Oakland A’s Fan Gives Emotional Tribute to Team at the Last-Ever Game in the City: ‘My Kids Are So At Home Here’

 
Oakland A's fan

CBS Sports

An Oakland Athletics fan paid tribute to his team in the final game in the city by explaining how his family has been connected to it for generations.

The A’s on Thursday played their last-ever game in the Oakland Coliseum. While ownership continues finalizing the team’s relocation to Las Vegas, the team will play in a Minor League field in Sacramento for the next few seasons.

More than 40,000 A’s fans packed the stadium to bid farewell to the team.

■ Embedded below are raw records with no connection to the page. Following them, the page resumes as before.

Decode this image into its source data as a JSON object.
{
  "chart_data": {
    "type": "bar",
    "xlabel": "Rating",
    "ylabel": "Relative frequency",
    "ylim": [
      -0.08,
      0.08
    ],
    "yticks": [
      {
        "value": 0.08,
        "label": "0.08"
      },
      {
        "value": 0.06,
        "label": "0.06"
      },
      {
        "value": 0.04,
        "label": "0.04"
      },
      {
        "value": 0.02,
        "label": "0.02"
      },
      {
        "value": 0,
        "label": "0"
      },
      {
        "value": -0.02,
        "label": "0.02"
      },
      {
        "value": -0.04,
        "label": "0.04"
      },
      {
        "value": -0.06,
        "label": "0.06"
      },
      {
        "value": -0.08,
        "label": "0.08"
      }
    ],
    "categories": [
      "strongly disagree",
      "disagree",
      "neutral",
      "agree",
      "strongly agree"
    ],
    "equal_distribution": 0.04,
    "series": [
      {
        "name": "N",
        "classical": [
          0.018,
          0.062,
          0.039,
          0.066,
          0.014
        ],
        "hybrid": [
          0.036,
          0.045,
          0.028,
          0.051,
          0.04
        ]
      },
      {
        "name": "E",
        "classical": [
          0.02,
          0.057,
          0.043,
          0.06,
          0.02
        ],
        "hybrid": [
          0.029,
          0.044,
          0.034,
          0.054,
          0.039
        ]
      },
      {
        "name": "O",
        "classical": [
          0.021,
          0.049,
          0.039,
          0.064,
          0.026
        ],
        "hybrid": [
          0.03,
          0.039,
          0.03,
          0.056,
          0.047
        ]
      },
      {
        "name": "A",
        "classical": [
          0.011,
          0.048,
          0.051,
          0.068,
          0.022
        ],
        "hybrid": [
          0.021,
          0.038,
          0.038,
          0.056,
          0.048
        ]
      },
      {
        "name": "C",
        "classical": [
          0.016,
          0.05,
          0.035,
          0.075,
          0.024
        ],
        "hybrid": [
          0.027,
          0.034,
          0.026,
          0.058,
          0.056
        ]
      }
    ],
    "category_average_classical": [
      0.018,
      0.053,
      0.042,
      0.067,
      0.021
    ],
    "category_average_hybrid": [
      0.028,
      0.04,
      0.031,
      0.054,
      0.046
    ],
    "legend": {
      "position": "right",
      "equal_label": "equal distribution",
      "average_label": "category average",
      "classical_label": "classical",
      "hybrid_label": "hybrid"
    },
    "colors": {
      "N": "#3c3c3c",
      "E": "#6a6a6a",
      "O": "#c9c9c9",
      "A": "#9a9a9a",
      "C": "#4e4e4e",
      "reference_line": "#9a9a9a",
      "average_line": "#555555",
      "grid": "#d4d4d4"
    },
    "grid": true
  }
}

Before the game, one fan detailed just how much the team has meant to his team:

My dad didn’t know what to do with me, so he brought me here, and we used to walk across that BART bridge to games and it was like magic. I watched Dwayne Murphy and Rickey Henderson out there, running the outfield, stealing bases, hat flying off — it was beautiful. And that’s what made me fall in love with baseball.

And then I had a little brother who is 13 years younger than me, and I didn’t know what to do with him. So what did I do? I brought him here. I brought him to baseball games. I brought him to opening day. His birthday’s in April and we would come to opening day every year. And when I went away to college, I would send him tickets to opening day every year, and he would call me for the national anthem, and he would call me for the seventh inning stretch, and he would call me for Jason Giambi’s first at-bat as a Yankee so I could hear the boos.

And then when I had kids, I knew what to do with them. And so what did I do? I brought them here. My kids are so at home here. They come in here and they take off their jackets and they drop them in a corner and they run off because they feel like they’re at home — not like they’re in a place with 20,000 strangers or 4,000 strangers. And so that’s what baseball in Oakland is.

This is generations. This is like father to son to brother to child, and you’re ripping that away for what? You’re trying to fill a stadium with 70% visiting fans? That’s ridiculous. Baby Gap, “nepo baby,” guy who inherited everything. We work for ours. That’s what we do in Oakland. We work. Everything that we have, we work for. This is blue-collar; this is who we are; and we want this to stay.